Le preparó un café y se sentó frente a él. Una vez más, la vida parecía haber huido de ella. Se hundió en el sillón, fumando unos fuertes cigarrillos españoles.

– ¿Ha ido a la Cruz Roja? -preguntó.

– Sí. Me dijeron que estaba usted de baja por enfermedad.

– Ahora ya han pasado casi dos meses. -Barbara meneó la cabeza-. Quieren que regrese a Inglaterra, dicen que seguramente Bernie ha muerto. Yo también lo creía al principio, pero ahora no estoy segura, no puedo estar segura hasta que alguien me diga dónde está el cuerpo.

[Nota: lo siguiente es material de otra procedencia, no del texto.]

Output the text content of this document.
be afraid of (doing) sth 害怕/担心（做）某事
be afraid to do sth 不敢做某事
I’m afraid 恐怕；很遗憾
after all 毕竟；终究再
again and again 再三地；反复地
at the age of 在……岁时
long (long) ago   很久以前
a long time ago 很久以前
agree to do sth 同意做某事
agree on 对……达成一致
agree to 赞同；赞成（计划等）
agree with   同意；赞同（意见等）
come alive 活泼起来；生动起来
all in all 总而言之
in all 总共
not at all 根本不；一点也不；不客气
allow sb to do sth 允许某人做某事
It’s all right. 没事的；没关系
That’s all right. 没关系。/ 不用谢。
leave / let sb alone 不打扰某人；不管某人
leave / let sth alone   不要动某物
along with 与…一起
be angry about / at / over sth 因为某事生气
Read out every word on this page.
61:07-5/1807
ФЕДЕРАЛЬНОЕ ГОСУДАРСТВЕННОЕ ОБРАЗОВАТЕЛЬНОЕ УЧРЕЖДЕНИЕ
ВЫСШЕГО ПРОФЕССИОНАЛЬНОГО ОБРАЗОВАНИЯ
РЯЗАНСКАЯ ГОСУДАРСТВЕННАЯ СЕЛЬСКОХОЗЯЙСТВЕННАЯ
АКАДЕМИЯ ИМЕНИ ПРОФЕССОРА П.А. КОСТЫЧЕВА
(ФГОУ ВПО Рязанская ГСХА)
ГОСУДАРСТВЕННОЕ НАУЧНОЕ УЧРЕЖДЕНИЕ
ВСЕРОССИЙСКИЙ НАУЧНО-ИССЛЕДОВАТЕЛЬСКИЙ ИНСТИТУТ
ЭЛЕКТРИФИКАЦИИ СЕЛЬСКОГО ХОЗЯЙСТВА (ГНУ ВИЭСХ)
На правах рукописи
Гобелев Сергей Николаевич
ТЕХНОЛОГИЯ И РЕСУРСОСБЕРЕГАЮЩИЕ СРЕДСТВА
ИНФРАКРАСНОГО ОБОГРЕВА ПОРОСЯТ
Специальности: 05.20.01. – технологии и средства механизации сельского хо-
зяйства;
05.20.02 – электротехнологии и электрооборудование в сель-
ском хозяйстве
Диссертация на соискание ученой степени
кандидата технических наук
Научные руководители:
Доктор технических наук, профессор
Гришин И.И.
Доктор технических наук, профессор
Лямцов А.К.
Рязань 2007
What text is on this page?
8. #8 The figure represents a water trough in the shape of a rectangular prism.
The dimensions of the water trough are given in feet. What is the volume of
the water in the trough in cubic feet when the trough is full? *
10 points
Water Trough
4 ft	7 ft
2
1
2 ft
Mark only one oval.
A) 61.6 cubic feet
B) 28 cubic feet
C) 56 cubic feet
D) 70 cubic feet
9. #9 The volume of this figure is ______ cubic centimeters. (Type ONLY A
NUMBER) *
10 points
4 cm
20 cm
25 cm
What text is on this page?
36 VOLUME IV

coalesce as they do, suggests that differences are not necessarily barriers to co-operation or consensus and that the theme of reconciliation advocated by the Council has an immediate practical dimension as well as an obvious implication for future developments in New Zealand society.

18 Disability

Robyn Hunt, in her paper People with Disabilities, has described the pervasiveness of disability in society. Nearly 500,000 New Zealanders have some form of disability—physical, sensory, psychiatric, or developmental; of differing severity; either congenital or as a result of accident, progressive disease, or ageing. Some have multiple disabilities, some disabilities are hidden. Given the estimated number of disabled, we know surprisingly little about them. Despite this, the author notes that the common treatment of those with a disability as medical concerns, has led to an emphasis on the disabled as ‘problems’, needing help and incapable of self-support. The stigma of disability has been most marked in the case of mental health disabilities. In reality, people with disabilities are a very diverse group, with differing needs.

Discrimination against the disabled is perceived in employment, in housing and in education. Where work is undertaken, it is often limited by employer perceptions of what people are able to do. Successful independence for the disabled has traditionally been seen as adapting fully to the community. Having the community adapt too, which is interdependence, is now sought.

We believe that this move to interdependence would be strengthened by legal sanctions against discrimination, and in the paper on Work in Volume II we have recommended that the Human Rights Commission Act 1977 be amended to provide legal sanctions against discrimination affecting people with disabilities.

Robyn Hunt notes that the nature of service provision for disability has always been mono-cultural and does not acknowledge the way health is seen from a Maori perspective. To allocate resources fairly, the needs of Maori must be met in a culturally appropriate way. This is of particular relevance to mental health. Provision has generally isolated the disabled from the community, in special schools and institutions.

– ¿Ha hecho algún progreso?

– No. Se están cansando de mí, me han dicho que no vuelva. Incluso se han quejado al viejo Doumergue. -Barbara encendió otro cigarrillo-. Había un comisario a quien Bernie conocía de los combates en la Casa de Campo, un comunista que trabajaba en el cuartel general del ejército. El capitán Duro. Era muy amable; trataba de averiguar todo lo que podía, pero se fue de repente la semana pasada. Lo trasladaron o algo por el estilo. Ha habido muchos cambios últimamente. Pregunté si podía ir allí, a las líneas del frente; pero, naturalmente, me dijeron que no.